I worry about the blobs because both my mom and her mom had skin cancer. I have seen multiple dermatologists. The derms run their fingers across the blobs and tell me that, so far, I'm ok. They suggest creams and retinols. They insist on sunblock and recommend hats. They do not recommend lasers or lights that White women use to beam away this problem because my naturally tan skin could respond by scarring. That would be even worse.

The best treatment would have been knowing 25 years ago that, as a biracial woman, I was more likely to end up with melasma. If I had known, I like to think I would have been more diligent back when my freckles when cute. More sunblock and hats, less hormonal birth control, which can make melasma appear. Maybe I just would have appreciated what I had (or didn't have) 15 years ago, when that woman surprised me in the club.

Multiracial health issues Part 1

I used to work for a stem cell bank. Yep, we collected, stored and released the cells that are the root of the human blood and immune systems. It was cool because using stem cells to treat diseases works. Not just in the lab. Not just in Germany or China. Here and now, stem cells are saving lives. Like I said, cool.
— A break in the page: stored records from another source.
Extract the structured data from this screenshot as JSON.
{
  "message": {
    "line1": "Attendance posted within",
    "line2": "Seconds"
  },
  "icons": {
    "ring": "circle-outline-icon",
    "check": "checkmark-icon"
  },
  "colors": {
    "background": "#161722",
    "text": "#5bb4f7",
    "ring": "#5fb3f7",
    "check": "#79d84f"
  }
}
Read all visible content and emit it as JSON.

But here's the thing, if you're mixed, like me, and you have a health issue that could be treated with stem cells, you're probably screwed. And by screwed, I mean, get your affairs in order because the odds of finding a match are slim. Unless, of course, you have full-blooded siblings who are your exact same mixture. Then, you're in the double-digit percentile of finding a match. Phew!
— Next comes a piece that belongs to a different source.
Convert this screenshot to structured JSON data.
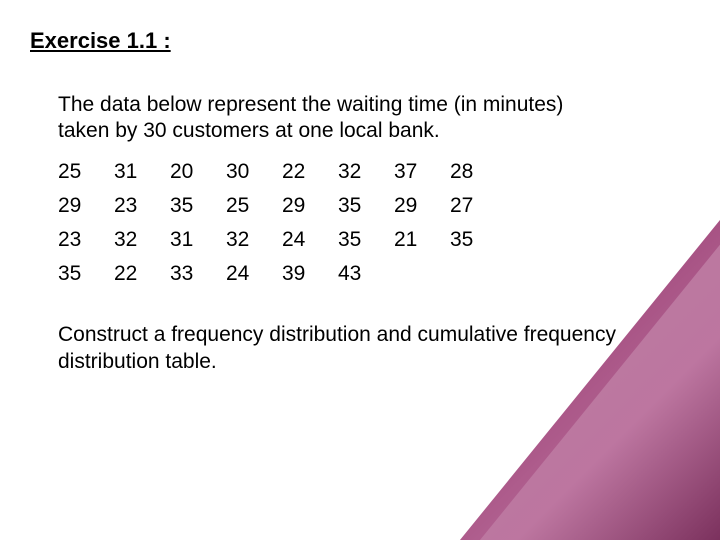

Without those potentially matching siblings, your odds go up and down, based on how common your mixture is. For example, if you're "mixed" German and Irish (I'm being nice; everyone's heritage is sacred, even if it's ordinary). In America, the banks have LOTS of German-Irish stem cells. It's another one of the upsides of being part of the White majority. Yay!

But, maybe you're mixture is Ugandan and Irish. Like I said, screwed. Because, really, think about it. How many Ugandan-Irish people have you met? If you're answer is more than one, please, tell me: Are you part of some secret enclave of Irish-Ugandans? Where is this Oz-like land? And where are you storing your babies' stem cells?
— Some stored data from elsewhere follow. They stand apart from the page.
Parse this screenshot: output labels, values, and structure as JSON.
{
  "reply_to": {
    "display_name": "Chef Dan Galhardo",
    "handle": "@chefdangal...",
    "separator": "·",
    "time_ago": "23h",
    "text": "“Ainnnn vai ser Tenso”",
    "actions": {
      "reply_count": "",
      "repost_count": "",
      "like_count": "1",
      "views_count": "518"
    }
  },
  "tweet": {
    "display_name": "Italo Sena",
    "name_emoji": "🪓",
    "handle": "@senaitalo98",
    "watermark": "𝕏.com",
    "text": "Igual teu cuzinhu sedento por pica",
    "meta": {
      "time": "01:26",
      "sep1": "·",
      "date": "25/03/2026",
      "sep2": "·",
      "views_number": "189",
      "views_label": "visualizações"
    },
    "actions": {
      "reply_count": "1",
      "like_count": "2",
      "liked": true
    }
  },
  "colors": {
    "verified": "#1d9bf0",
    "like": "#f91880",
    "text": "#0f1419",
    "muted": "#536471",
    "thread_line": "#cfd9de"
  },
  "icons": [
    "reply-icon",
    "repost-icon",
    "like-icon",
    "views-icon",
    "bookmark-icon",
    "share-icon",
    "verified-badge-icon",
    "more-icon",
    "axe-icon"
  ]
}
The solution, going forward, is for every expecting parent to save their future child's stem cells. Your little Norwegian-Egyptian baby's stem cells could save a life in the future. And, if they don't get to save a life, they might be able to regrow your baby's own damaged cartilage. Knowing that you have those stem cells stored could ease some of your concern when little Italian-Filipino Jimmy goes all Peekaboo Street while skiing (she tore her knee THREE times). Maybe his stem cells will help him recover faster and better. Cool!

But seriously, my main point is that mixed kids are more likely to die from leukemia because they can't find a match (I'm not siting a source because I don't feel like searching for the data). If they are part Black, they are more likely to have sickle cell anemia, which afflicts people of African descent more than Whites, and yet they are less likely to be find matching stem cells that could cure them.

So, please, save your babies' stem cells. Now that I no longer work for a private stem cell bank, I can publicly root for you to donate them via the National Marrow Donor Program (, if you don't want to pay the private storage fee.

And no, this blog post was not sponsored by anyone. I just got home from the gym and was thinking about mixed people health issues.